De transparantie van de tweet en de blog: Wat willen we weten?
Het deed links en rechts nogal wat stof opwaaien, de tweets die Marco Borsato de wereld in stuurde over zijn overheerlijke Nespresso’s, “met schuimkraagje”. Was Neerlands meest succesvolle artiest hier nou bezig met sluikreclame op Twitter of niet? Borsato’s woordvoerster bezwoer dat de zanger geen geld kreeg van Nespresso voor zijn tweets, maar de twijfels waren gezaaid. Het is een prachtig voorbeeld van hoe transparantie op het web, en zeker in het gebruik van social media, soms moeilijk is en hoe bepalend tweets kunnen zijn. Borsato is een publiek figuur met een goede reputatie en als hij die specifieke koffie lekker vindt zal het ook echt wel lekkere koffie zijn. Toch..?
Maar Borsato is natuurlijk maar een voorbeeld, wel een goede, maar uiteindelijk heeft iedereen een netwerk. In bijna alle gevallen zal het zo zijn dat volgers de mening van iemand die zij volgen zullen waarderen, helemaal als deze persoon een uitgebreid netwerk heeft. Want iemand met 5000 volgers moet wel betrouwbaar zijn. Toch..? Het vertrouwen online, is datgene wat iemand tweet, buzzed, krabbelt of schrijft ook echt te vertrouwen, is een onderwerp wat in de komende jaren een steeds grotere rol zal gaan spelen online. Dan kan je zeggen: mensen let op wat je doet, maar dan kan je ook proberen het zo goed en kwaad als het kan te reguleren.
In de afgelopen maand schoot de DDMA de eerste versie van de ‘code social’ de lucht in. Deze code heeft als doel het behouden van de waarde van meningen over producten. De code zal onderdeel gaan uitmaken van de Reclame Code, wat het een meer officieel karakter zal geven en wat de mogelijkheid tot het inzetten van de Reclame Code Commissie bij klachten mogelijk maakt. De code heeft (uiteraard) veel verschillende soorten reacties opgeroepen. Al een half jaar geleden werd er uitgebreid gediscussieerd over het nut van een dergelijke code en of we dat niet ‘vanuit de branche’ zelf kunnen reguleren. Een interessante discussie, maar inmiddels ligt er dus een eerste voorstel voor de code. Ook hierop kwamen verschillende soorten reacties die varieerden van “nuttig” tot “Interessant stuk over sluikreclame op social media. Ook een beetje vreemd: afkraken mag straks wel, iets prijzen niet?”.

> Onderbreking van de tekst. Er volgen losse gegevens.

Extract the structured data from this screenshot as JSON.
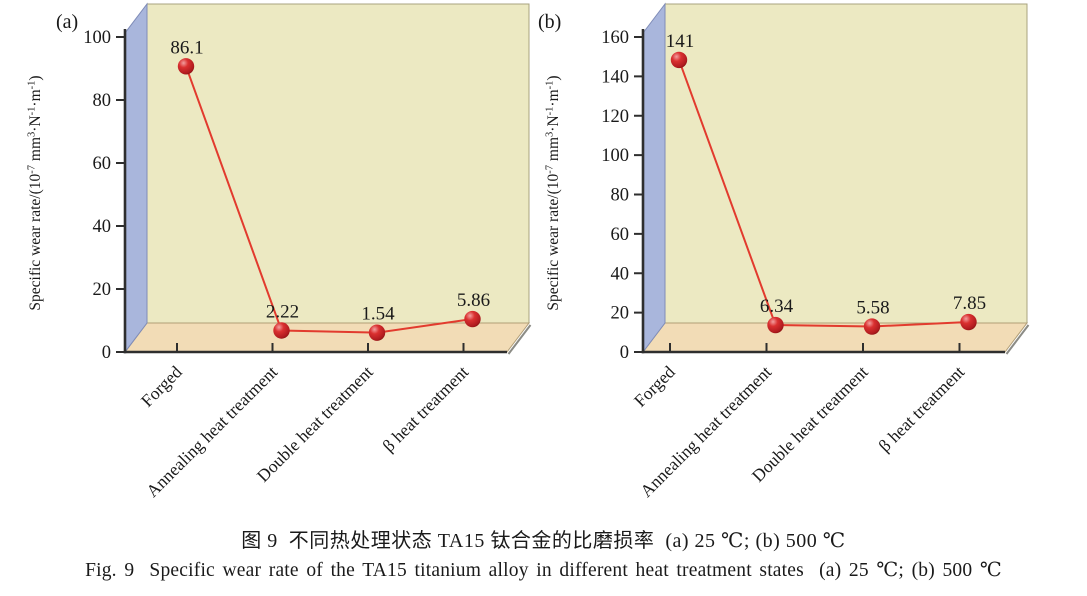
{
  "figure": {
    "caption_zh": "图 9  不同热处理状态 TA15 钛合金的比磨损率  (a) 25 ℃; (b) 500 ℃",
    "caption_en": "Fig. 9  Specific wear rate of the TA15 titanium alloy in different heat treatment states  (a) 25 ℃; (b) 500 ℃"
  },
  "colors": {
    "back_wall": "#ece9c2",
    "back_wall_edge": "#a8a37f",
    "floor": "#f2dcb6",
    "floor_edge": "#b19e76",
    "left_wall": "#a9b6dc",
    "left_wall_edge": "#7f8cb8",
    "shadow": "#8b8b85",
    "axis": "#2e2e2e",
    "line": "#e23b2e",
    "sphere_highlight": "#f29f9f",
    "sphere_mid": "#da3030",
    "sphere_deep": "#b01b1f",
    "sphere_dark": "#7c0e0e",
    "text": "#1a1a1a"
  },
  "chart_data": [
    {
      "type": "line",
      "panel_label": "(a)",
      "categories": [
        "Forged",
        "Annealing heat treatment",
        "Double heat treatment",
        "β heat treatment"
      ],
      "values": [
        86.1,
        2.22,
        1.54,
        5.86
      ],
      "point_labels": [
        "86.1",
        "2.22",
        "1.54",
        "5.86"
      ],
      "ylabel": "Specific wear rate/(10⁻⁷ mm³·N⁻¹·m⁻¹)",
      "ylabel_parts": [
        {
          "t": "Specific wear rate/(10"
        },
        {
          "t": "-7",
          "sup": true
        },
        {
          "t": " mm"
        },
        {
          "t": "3",
          "sup": true
        },
        {
          "t": "·N"
        },
        {
          "t": "-1",
          "sup": true
        },
        {
          "t": "·m"
        },
        {
          "t": "-1",
          "sup": true
        },
        {
          "t": ")"
        }
      ],
      "yticks": [
        0,
        20,
        40,
        60,
        80,
        100
      ],
      "ylim": [
        0,
        100
      ],
      "xlabel": "",
      "grid": false,
      "legend": "none"
    },
    {
      "type": "line",
      "panel_label": "(b)",
      "categories": [
        "Forged",
        "Annealing heat treatment",
        "Double heat treatment",
        "β heat treatment"
      ],
      "values": [
        141,
        6.34,
        5.58,
        7.85
      ],
      "point_labels": [
        "141",
        "6.34",
        "5.58",
        "7.85"
      ],
      "ylabel": "Specific wear rate/(10⁻⁷ mm³·N⁻¹·m⁻¹)",
      "ylabel_parts": [
        {
          "t": "Specific wear rate/(10"
        },
        {
          "t": "-7",
          "sup": true
        },
        {
          "t": " mm"
        },
        {
          "t": "3",
          "sup": true
        },
        {
          "t": "·N"
        },
        {
          "t": "-1",
          "sup": true
        },
        {
          "t": "·m"
        },
        {
          "t": "-1",
          "sup": true
        },
        {
          "t": ")"
        }
      ],
      "yticks": [
        0,
        20,
        40,
        60,
        80,
        100,
        120,
        140,
        160
      ],
      "ylim": [
        0,
        160
      ],
      "xlabel": "",
      "grid": false,
      "legend": "none"
    }
  ]
}
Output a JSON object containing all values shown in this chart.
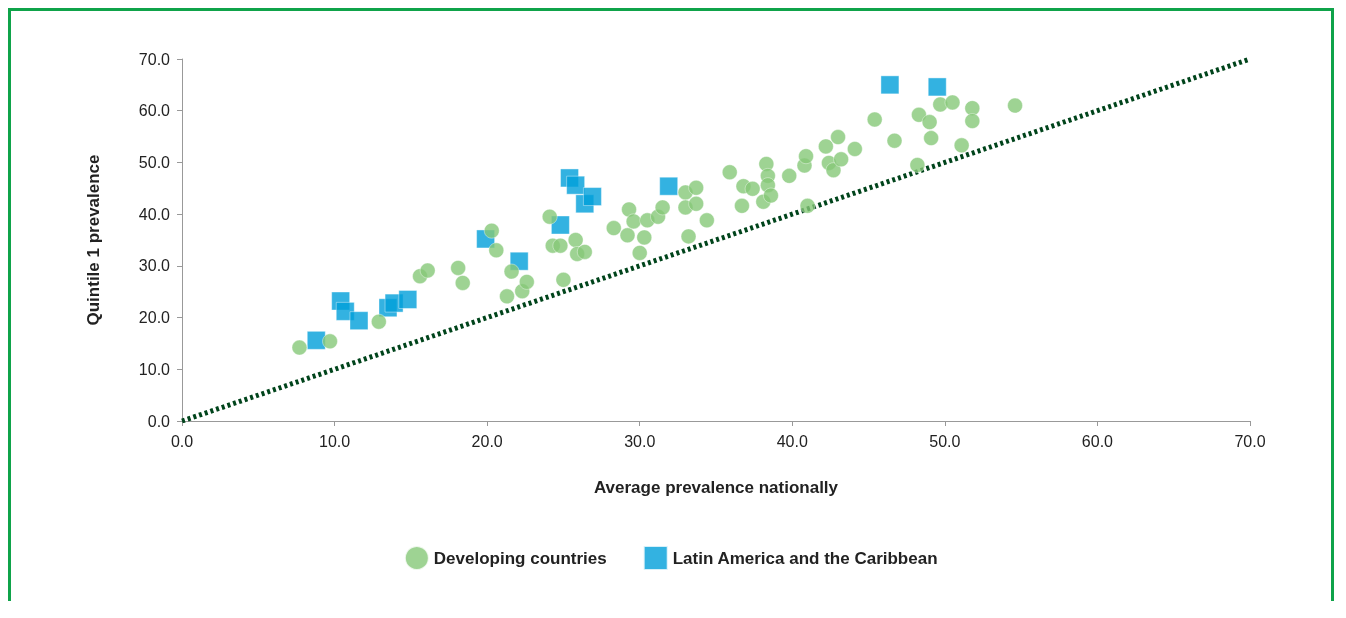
{
  "chart_data": {
    "type": "scatter",
    "xlabel": "Average prevalence nationally",
    "ylabel": "Quintile 1 prevalence",
    "xlim": [
      0,
      70
    ],
    "ylim": [
      0,
      70
    ],
    "xticks": [
      {
        "value": 0,
        "label": "0.0"
      },
      {
        "value": 10,
        "label": "10.0"
      },
      {
        "value": 20,
        "label": "20.0"
      },
      {
        "value": 30,
        "label": "30.0"
      },
      {
        "value": 40,
        "label": "40.0"
      },
      {
        "value": 50,
        "label": "50.0"
      },
      {
        "value": 60,
        "label": "60.0"
      },
      {
        "value": 70,
        "label": "70.0"
      }
    ],
    "yticks": [
      {
        "value": 0,
        "label": "0.0"
      },
      {
        "value": 10,
        "label": "10.0"
      },
      {
        "value": 20,
        "label": "20.0"
      },
      {
        "value": 30,
        "label": "30.0"
      },
      {
        "value": 40,
        "label": "40.0"
      },
      {
        "value": 50,
        "label": "50.0"
      },
      {
        "value": 60,
        "label": "60.0"
      },
      {
        "value": 70,
        "label": "70.0"
      }
    ],
    "grid": false,
    "legend": "bottom",
    "series": [
      {
        "name": "Developing countries",
        "color": "#86c878",
        "marker": "circle",
        "x": [
          7.7,
          9.7,
          12.9,
          15.6,
          16.1,
          18.1,
          18.4,
          20.3,
          20.6,
          21.6,
          21.3,
          22.3,
          22.6,
          24.1,
          24.3,
          24.8,
          25.0,
          25.8,
          25.9,
          26.4,
          28.3,
          29.2,
          29.3,
          29.6,
          30.0,
          30.3,
          30.5,
          31.2,
          31.5,
          33.0,
          33.0,
          33.2,
          33.7,
          33.7,
          34.4,
          35.9,
          36.8,
          36.7,
          37.4,
          38.1,
          38.3,
          38.4,
          38.4,
          38.6,
          39.8,
          40.8,
          40.9,
          41.0,
          42.2,
          42.4,
          42.7,
          43.0,
          43.2,
          44.1,
          45.4,
          46.7,
          48.3,
          48.2,
          49.0,
          49.1,
          49.7,
          50.5,
          51.1,
          51.8,
          51.8,
          54.6
        ],
        "values": [
          14.2,
          15.4,
          19.2,
          28.0,
          29.1,
          29.6,
          26.7,
          36.8,
          33.0,
          28.9,
          24.1,
          25.1,
          26.9,
          39.5,
          33.9,
          33.9,
          27.3,
          35.0,
          32.3,
          32.7,
          37.3,
          35.9,
          40.9,
          38.6,
          32.5,
          35.5,
          38.8,
          39.5,
          41.3,
          44.2,
          41.3,
          35.7,
          45.1,
          42.0,
          38.8,
          48.1,
          45.4,
          41.6,
          44.9,
          42.4,
          49.7,
          47.4,
          45.6,
          43.6,
          47.4,
          49.4,
          51.2,
          41.6,
          53.1,
          49.9,
          48.5,
          54.9,
          50.6,
          52.6,
          58.3,
          54.2,
          59.2,
          49.5,
          57.8,
          54.7,
          61.2,
          61.6,
          53.3,
          60.5,
          58.0,
          61.0
        ]
      },
      {
        "name": "Latin America and the Caribbean",
        "color": "#009fda",
        "marker": "square",
        "x": [
          8.8,
          10.4,
          10.7,
          11.6,
          13.5,
          13.9,
          14.8,
          19.9,
          22.1,
          24.8,
          25.4,
          25.8,
          26.4,
          26.9,
          31.9,
          46.4,
          49.5
        ],
        "values": [
          15.6,
          23.2,
          21.2,
          19.4,
          21.9,
          22.8,
          23.5,
          35.2,
          30.9,
          37.9,
          47.0,
          45.6,
          42.0,
          43.4,
          45.4,
          65.0,
          64.6
        ]
      },
      {
        "type": "line",
        "color": "#00441b",
        "line_style": "dotted",
        "marker": "none",
        "x": [
          0,
          70
        ],
        "values": [
          0,
          70
        ]
      }
    ]
  }
}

Wat met name opviel is dat het onderwerp op veel verschillende manieren te benaderen en te interpreteren is. Het leek me daarom leuk er eens een artikel aan te wijden die verschillende kanten. Twee cases die allebei een hoog ‘social’ element hebben en die volgens ons ‘transparantie’ zouden moeten geven. Vervolgens ben ik natuurlijk erg benieuwd naar de reactie van diegenen die zich straks ‘aangesproken’ zullen gaan voelen door de code. Is deze werkbaar, ontbreekt er soms nog iets, dat soort vragen.
Mag afkraken wel en prijzen niet?
Het was een interessante tweet die uitgestuurd werd door Marc van der Linden en het gaf om verschillende redenen de kracht van social aan. Aan de ene kant was het een legitieme vraag. Die kan ik ook heel snel beantwoorden: de code draait om beide gevallen. Zowel bij negatieve als bij positieve berichten over een product moet er transparantie zijn. Immers ook als iemand iets afkraken wil je weten of diegene niet toevallig een relatie heeft met de grootste concurrent. Met andere woorden: verleiden mag, misleiden niet!
De andere reden waarom deze tweet interessant was, was omdat het precies aangaf wat social media ook ‘ingewikkeld’ kan maken. Zijn tweet werd een x-aantal keren geretweet, ook nadat ik hem al had geantwoord dat zijn veronderstelling niet klopte. Al die retweeters hebben mijn boodschap echter niet gezien, waardoor zij een verkeerd beeld van de code zouden kunnen hebben.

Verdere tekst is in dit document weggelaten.